Damit nimmt sie das große Pathos zurück und verweist auf ein Stilelement ihrer musikalischen Erzählungen hin: Alle neun Stücke dieses Albums, darunter vier Eigenkompositionen, kommen ohne jedes Pathos aus, und sogar in "Arise", einer besonders empfindsamen und durchaus verletzlichen "mournful melody", gibt es keine falsche Sentimentalität.

Lynne Arriale spielt die zarte, schlichte und warme Melodie mit einem Anschlag, der beiläufig, trocken und fast zögernd daherkommt, der eloquent ist, aber kein weiches Plaudern und keinen überflüssigen Ton zuläßt.
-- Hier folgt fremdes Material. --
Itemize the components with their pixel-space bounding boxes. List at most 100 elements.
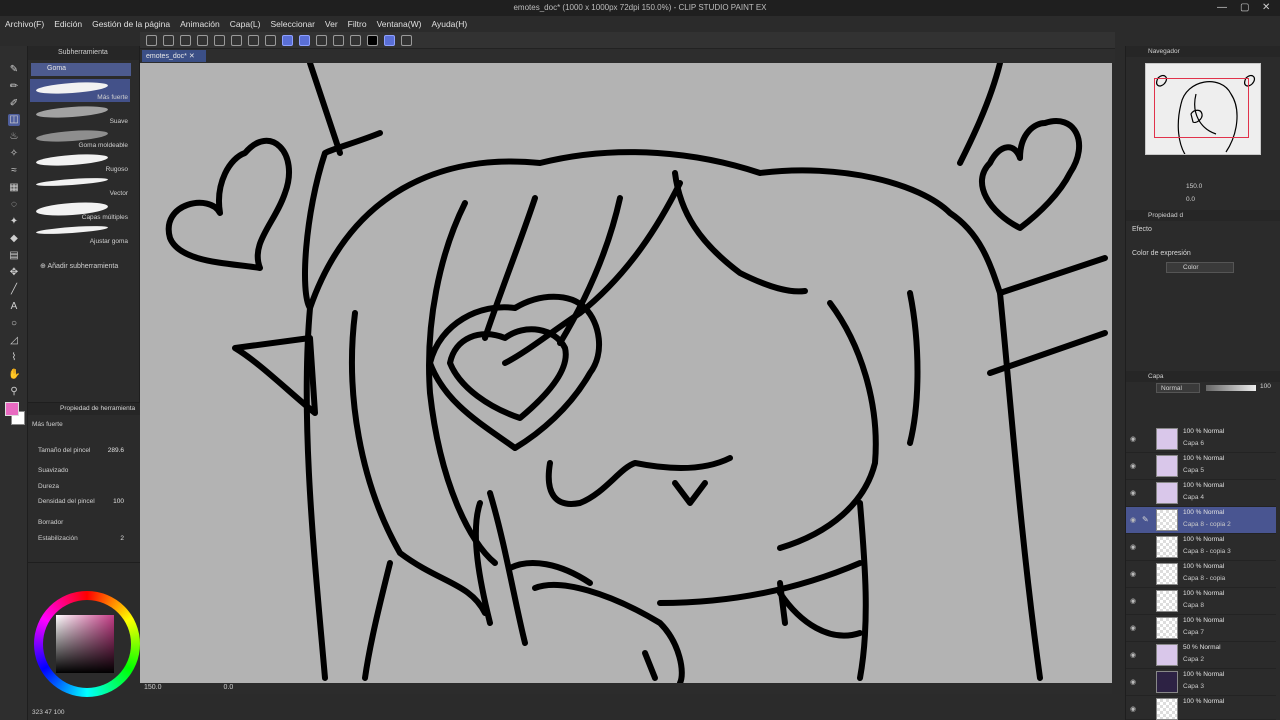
layer-row[interactable]: ◉ 100 % Normal Capa 3	[1126, 669, 1276, 696]
eye-icon[interactable]: ◉	[1130, 705, 1138, 713]
expression-color-select[interactable]: Color	[1166, 262, 1234, 273]
layer-row[interactable]: ◉ 100 % Normal Capa 6	[1126, 426, 1276, 453]
brush-size-row[interactable]: Tamaño del pincel 289.6	[38, 447, 134, 461]
menu-seleccionar[interactable]: Seleccionar	[265, 19, 319, 29]
close-button[interactable]: ✕	[1262, 2, 1270, 13]
zoom-readout[interactable]: 150.0	[144, 684, 162, 691]
vector-eraser-row[interactable]: Borrador	[38, 519, 134, 533]
layer-row[interactable]: ◉ 100 % Normal Capa 8 - copia	[1126, 561, 1276, 588]
menu-archivo[interactable]: Archivo(F)	[0, 19, 49, 29]
hardness-row[interactable]: Dureza	[38, 483, 134, 497]
layer-row[interactable]: ◉ 100 % Normal Capa 8	[1126, 588, 1276, 615]
layer-row-selected[interactable]: ◉ ✎ 100 % Normal Capa 8 - copia 2	[1126, 507, 1276, 534]
pencil-tool-icon[interactable]: ✏	[8, 81, 20, 93]
subtool-item[interactable]: Suave	[30, 103, 130, 126]
decoration-tool-icon[interactable]: ✧	[8, 148, 20, 160]
snap-special-ruler-icon[interactable]	[299, 34, 310, 46]
new-file-icon[interactable]	[146, 34, 157, 46]
opacity-value[interactable]: 100	[1260, 383, 1271, 390]
menu-animacion[interactable]: Animación	[175, 19, 225, 29]
density-value[interactable]: 100	[113, 498, 124, 505]
main-color-swatch[interactable]	[5, 402, 19, 416]
clear-icon[interactable]	[231, 34, 242, 46]
subtool-item[interactable]: Ajustar goma	[30, 223, 130, 246]
menu-gestion-pagina[interactable]: Gestión de la página	[87, 19, 175, 29]
minimize-button[interactable]: —	[1217, 2, 1227, 13]
eye-icon[interactable]: ◉	[1130, 462, 1138, 470]
blend-tool-icon[interactable]: ≈	[8, 165, 20, 177]
layer-row[interactable]: ◉ 100 % Normal Capa 5	[1126, 453, 1276, 480]
frame-tool-icon[interactable]: ◿	[8, 335, 20, 347]
maximize-button[interactable]: ▢	[1240, 2, 1249, 13]
layer-row[interactable]: ◉ 100 % Normal Capa 7	[1126, 615, 1276, 642]
brush-icon[interactable]	[401, 34, 412, 46]
navigator-view-rect[interactable]	[1154, 78, 1249, 138]
menu-filtro[interactable]: Filtro	[343, 19, 372, 29]
text-tool-icon[interactable]: A	[8, 301, 20, 313]
snap-grid-icon[interactable]	[316, 34, 327, 46]
navigator-angle[interactable]: 0.0	[1186, 196, 1195, 203]
open-file-icon[interactable]	[163, 34, 174, 46]
gradient-tool-icon[interactable]: ▤	[8, 250, 20, 262]
fill-tool-icon[interactable]: ▦	[8, 182, 20, 194]
document-tab[interactable]: emotes_doc* ✕	[142, 50, 206, 62]
menu-ventana[interactable]: Ventana(W)	[372, 19, 427, 29]
hand-tool-icon[interactable]: ✋	[8, 369, 20, 381]
pen-tool-icon[interactable]: ✎	[8, 64, 20, 76]
density-row[interactable]: Densidad del pincel 100	[38, 498, 134, 512]
layer-row[interactable]: ◉ 100 % Normal Capa 8 - copia 3	[1126, 534, 1276, 561]
subtool-item[interactable]: Más fuerte	[30, 79, 130, 102]
brush-tool-icon[interactable]: ✐	[8, 98, 20, 110]
layer-row[interactable]: ◉ 50 % Normal Capa 2	[1126, 642, 1276, 669]
settings-icon[interactable]	[333, 34, 344, 46]
menu-capa[interactable]: Capa(L)	[225, 19, 266, 29]
redo-icon[interactable]	[214, 34, 225, 46]
main-sub-color[interactable]	[2, 400, 26, 430]
eraser-tool-icon[interactable]: ◫	[8, 114, 20, 126]
brush-size-value[interactable]: 289.6	[108, 447, 124, 454]
eye-icon[interactable]: ◉	[1130, 651, 1138, 659]
blend-mode-select[interactable]: Normal	[1156, 383, 1200, 393]
angle-readout[interactable]: 0.0	[223, 684, 233, 691]
eye-icon[interactable]: ◉	[1130, 570, 1138, 578]
line-tool-icon[interactable]: ╱	[8, 284, 20, 296]
layer-row[interactable]: ◉ 100 % Normal	[1126, 696, 1276, 720]
canvas[interactable]	[140, 63, 1112, 685]
snap-ruler-icon[interactable]	[282, 34, 293, 46]
navigator-zoom[interactable]: 150.0	[1186, 183, 1202, 190]
eye-icon[interactable]: ◉	[1130, 435, 1138, 443]
undo-icon[interactable]	[197, 34, 208, 46]
menu-ayuda[interactable]: Ayuda(H)	[426, 19, 472, 29]
layer-row[interactable]: ◉ 100 % Normal Capa 4	[1126, 480, 1276, 507]
stabilization-row[interactable]: Estabilización 2	[38, 535, 134, 549]
subtool-item[interactable]: Vector	[30, 175, 130, 198]
color-swatch-icon[interactable]	[367, 34, 378, 46]
airbrush-tool-icon[interactable]: ♨	[8, 131, 20, 143]
stabilization-value[interactable]: 2	[120, 535, 124, 542]
crop-icon[interactable]	[265, 34, 276, 46]
opacity-slider[interactable]	[1206, 385, 1256, 391]
close-tab-icon[interactable]: ✕	[189, 53, 195, 60]
eyedropper-tool-icon[interactable]: ⚲	[8, 386, 20, 398]
lasso-tool-icon[interactable]: ◌	[8, 199, 20, 211]
subtool-item[interactable]: Rugoso	[30, 151, 130, 174]
transform-icon[interactable]	[248, 34, 259, 46]
magic-wand-tool-icon[interactable]: ✦	[8, 216, 20, 228]
eye-icon[interactable]: ◉	[1130, 543, 1138, 551]
menu-edicion[interactable]: Edición	[49, 19, 87, 29]
navigator-thumbnail[interactable]	[1145, 63, 1261, 155]
subtool-group-eraser[interactable]: Goma	[31, 63, 131, 76]
eye-icon[interactable]: ◉	[1130, 489, 1138, 497]
menu-ver[interactable]: Ver	[320, 19, 343, 29]
correct-line-tool-icon[interactable]: ⌇	[8, 352, 20, 364]
smoothing-row[interactable]: Suavizado	[38, 467, 134, 481]
eyedropper-icon[interactable]	[350, 34, 361, 46]
saturation-value-square[interactable]	[56, 615, 114, 673]
eye-icon[interactable]: ◉	[1130, 678, 1138, 686]
bucket-tool-icon[interactable]: ◆	[8, 233, 20, 245]
eye-icon[interactable]: ◉	[1130, 597, 1138, 605]
pen-pressure-icon[interactable]	[384, 34, 395, 46]
subtool-item[interactable]: Goma moldeable	[30, 127, 130, 150]
save-icon[interactable]	[180, 34, 191, 46]
eye-icon[interactable]: ◉	[1130, 624, 1138, 632]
Mit diesem diskreten Tonfall beglaubigt sie ihre Absicht, vom "everyday heroism" zu erzählen, als einer "manifestation of our most profound humanity". Das ziehlt - wie sie im Booklet schreibt - auf Empathie für die Opfer und ihre Familien, die sie ebenso unaufdribglich mitschwingen läßt wie die ihre eigenen Fragen ("where do we go from here?").

Es ist, wie Brecht gesagt hat, das Einfache, das schwer zu machen ist. "The Fallen" war das erste Stück, das Lynne Arriale nach dem 11. September geschrieben hat. Sie versucht, ihre Gefühle in einer ganz kleinen simple tune zu bannen, deren Traurigkeit so leise und so vorsichtig bleibt, dass die schlichte Melodie wie ein Halt wirkt, der vor dem Zerfließen und Zerfallen bewahrt.
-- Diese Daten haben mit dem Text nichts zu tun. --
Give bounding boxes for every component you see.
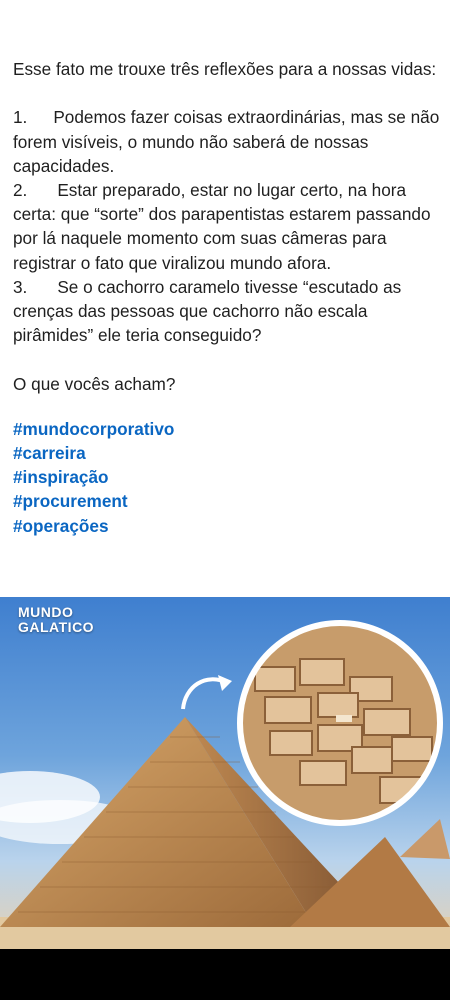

Die Pianistin, die stets in der Trio-Formation spielt, nennt ihren musikalischen Ausdruck "most heartful" und sie erzählt, dass sie während des Komponierens die Melodie mitsinge, "um eine starke Bindung ans Gefühl" zu erzielen. Aber wer dieser auf dem Cover der aktuellen CD als hochattraktive Lady porträtierten Musikerin in die schönen Augen sieht, glaubt auch den Vamp zu erkennen.
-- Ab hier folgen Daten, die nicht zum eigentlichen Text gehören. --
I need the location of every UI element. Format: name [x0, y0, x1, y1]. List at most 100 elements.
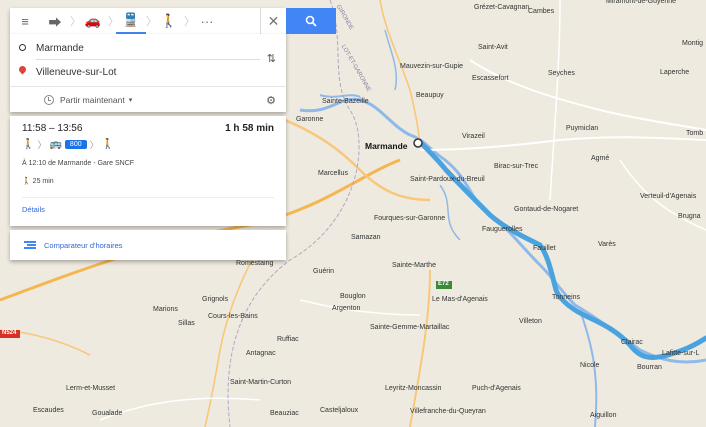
dropdown-icon: ▾: [128, 96, 133, 104]
place-label: N524: [2, 330, 17, 336]
place-label: Saint-Martin-Curton: [230, 379, 292, 386]
menu-icon[interactable]: ≡: [10, 8, 40, 34]
place-label: E72: [438, 281, 449, 287]
place-label: Guérin: [313, 268, 335, 275]
route-inputs: Marmande Villeneuve-sur-Lot ⇅ Partir mai…: [10, 34, 286, 112]
origin-row: Marmande: [10, 36, 286, 60]
directions-icon[interactable]: ⮕: [40, 8, 70, 34]
trip-duration: 1 h 58 min: [225, 123, 274, 134]
details-link[interactable]: Détails: [22, 205, 45, 214]
place-label: Marmande: [365, 141, 408, 151]
origin-input[interactable]: Marmande: [36, 43, 84, 54]
place-label: Bourran: [637, 364, 662, 371]
schedule-comparator[interactable]: Comparateur d'horaires: [10, 230, 286, 260]
place-label: Fauguerolles: [482, 226, 523, 233]
depart-label: Partir maintenant: [60, 94, 125, 105]
swap-icon[interactable]: ⇅: [267, 52, 276, 65]
place-label: Le Mas-d'Agenais: [432, 296, 488, 303]
bus-icon: 🚌: [49, 139, 62, 150]
clock-icon: [44, 94, 54, 105]
place-label: Lerm-et-Musset: [66, 385, 116, 392]
place-label: Escaudes: [33, 407, 64, 414]
destination-pin-icon: [17, 64, 28, 75]
walk-icon: 🚶: [22, 139, 35, 150]
chevron-right-icon: 〉: [37, 140, 47, 150]
place-label: Clairac: [621, 339, 643, 346]
place-label: Saint-Avit: [478, 44, 508, 51]
place-label: Tomb: [686, 130, 704, 137]
place-label: Villeton: [519, 318, 542, 325]
place-label: Goualade: [92, 410, 123, 417]
place-label: Verteuil-d'Agenais: [640, 193, 697, 200]
car-icon[interactable]: 🚗: [78, 8, 108, 34]
place-label: Casteljaloux: [320, 407, 359, 414]
place-label: Argenton: [332, 305, 361, 312]
compare-label: Comparateur d'horaires: [44, 240, 123, 250]
place-label: Sainte-Gemme-Martaillac: [370, 324, 450, 331]
place-label: Varès: [598, 241, 616, 248]
place-label: Lafitte-sur-L: [662, 350, 700, 357]
options-icon[interactable]: ⚙: [266, 94, 276, 107]
place-label: Miramont-de-Guyenne: [606, 0, 677, 5]
list-icon: [24, 241, 36, 249]
chevron-right-icon: 〉: [89, 140, 99, 150]
place-label: Sillas: [178, 320, 195, 327]
place-label: Brugna: [678, 213, 701, 220]
place-label: Villefranche-du-Queyran: [410, 408, 486, 415]
destination-row: Villeneuve-sur-Lot: [10, 60, 286, 84]
place-label: Grézet-Cavagnan: [474, 4, 530, 11]
chevron-right-icon: 〉: [184, 16, 195, 28]
place-label: Ruffiac: [277, 336, 299, 343]
destination-input[interactable]: Villeneuve-sur-Lot: [36, 67, 116, 78]
place-label: Fauillet: [533, 245, 556, 252]
more-icon[interactable]: ···: [192, 8, 222, 34]
place-label: Saint-Pardoux-du-Breuil: [410, 176, 485, 183]
place-label: Puch-d'Agenais: [472, 385, 521, 392]
place-label: Samazan: [351, 234, 381, 241]
trip-times: 11:58 – 13:56: [22, 123, 83, 134]
bus-line-badge: 800: [64, 140, 87, 149]
place-label: Grignols: [202, 296, 229, 303]
transit-icon[interactable]: 🚆: [116, 8, 146, 34]
walk-icon: 🚶: [22, 178, 31, 185]
trip-steps: 🚶 〉 🚌 800 〉 🚶: [22, 138, 114, 151]
walk-time: 25 min: [32, 178, 54, 185]
walk-icon[interactable]: 🚶: [154, 8, 184, 34]
place-label: Romestaing: [236, 260, 274, 267]
place-label: Leyritz-Moncassin: [385, 385, 442, 392]
place-label: Birac-sur-Trec: [494, 163, 539, 170]
place-label: Aiguillon: [590, 412, 617, 419]
chevron-right-icon: 〉: [70, 16, 81, 28]
departure-info: À 12:10 de Marmande - Gare SNCF: [22, 160, 135, 167]
chevron-right-icon: 〉: [108, 16, 119, 28]
place-label: Tonneins: [552, 294, 581, 301]
search-icon: [305, 15, 317, 27]
place-label: Marions: [153, 306, 178, 313]
search-button[interactable]: [286, 8, 336, 34]
place-label: Antagnac: [246, 350, 276, 357]
place-label: Laperche: [660, 69, 690, 76]
close-icon[interactable]: ✕: [260, 8, 286, 34]
place-label: Garonne: [296, 116, 324, 123]
place-label: Beaupuy: [416, 92, 444, 99]
place-label: Puymiclan: [566, 125, 599, 132]
walk-icon: 🚶: [101, 139, 115, 150]
chevron-right-icon: 〉: [146, 16, 157, 28]
travel-mode-bar: ≡ ⮕ 〉 🚗 〉 🚆 〉 🚶 〉 ··· ✕: [10, 8, 286, 34]
place-label: Seyches: [548, 70, 575, 77]
place-label: Mauvezin-sur-Gupie: [400, 63, 464, 70]
origin-dot-icon: [19, 44, 26, 51]
place-label: Nicole: [580, 362, 600, 369]
depart-time-selector[interactable]: Partir maintenant ▾ ⚙: [10, 86, 286, 112]
place-label: Sainte-Marthe: [392, 262, 436, 269]
place-label: Cours-les-Bains: [208, 313, 258, 320]
place-label: Agmé: [591, 155, 610, 162]
place-label: Cambes: [528, 8, 555, 15]
place-label: Sainte-Bazeille: [322, 98, 369, 105]
walk-duration: 🚶 25 min: [22, 177, 54, 185]
place-label: Fourques-sur-Garonne: [374, 215, 446, 222]
place-label: Virazeil: [462, 133, 485, 140]
place-label: Bouglon: [340, 293, 366, 300]
place-label: Gontaud-de-Nogaret: [514, 206, 579, 213]
route-result[interactable]: 11:58 – 13:56 1 h 58 min 🚶 〉 🚌 800 〉 🚶 À…: [10, 116, 286, 226]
Um im Bild zu bleiben: Man spürt in ihrer Musik den Biss, den energischen, direkten Zugriff, der in ihrem von der klassischen Ausbildung geprägten Pianospiel liegt. Viele ihrer Stücke leben von einem durchgehend swingenden Unterboden, den ihre beiden langjährigen Sideman Jay Anderson (Bass) und Steve Davis (drums) ebenso gelassen wie elegant dahinpinseln, während Lynne Arriale mit rauer, körniger Improvisation den Rhythmus aufbricht, ohne den Fluß der Musik zu stören.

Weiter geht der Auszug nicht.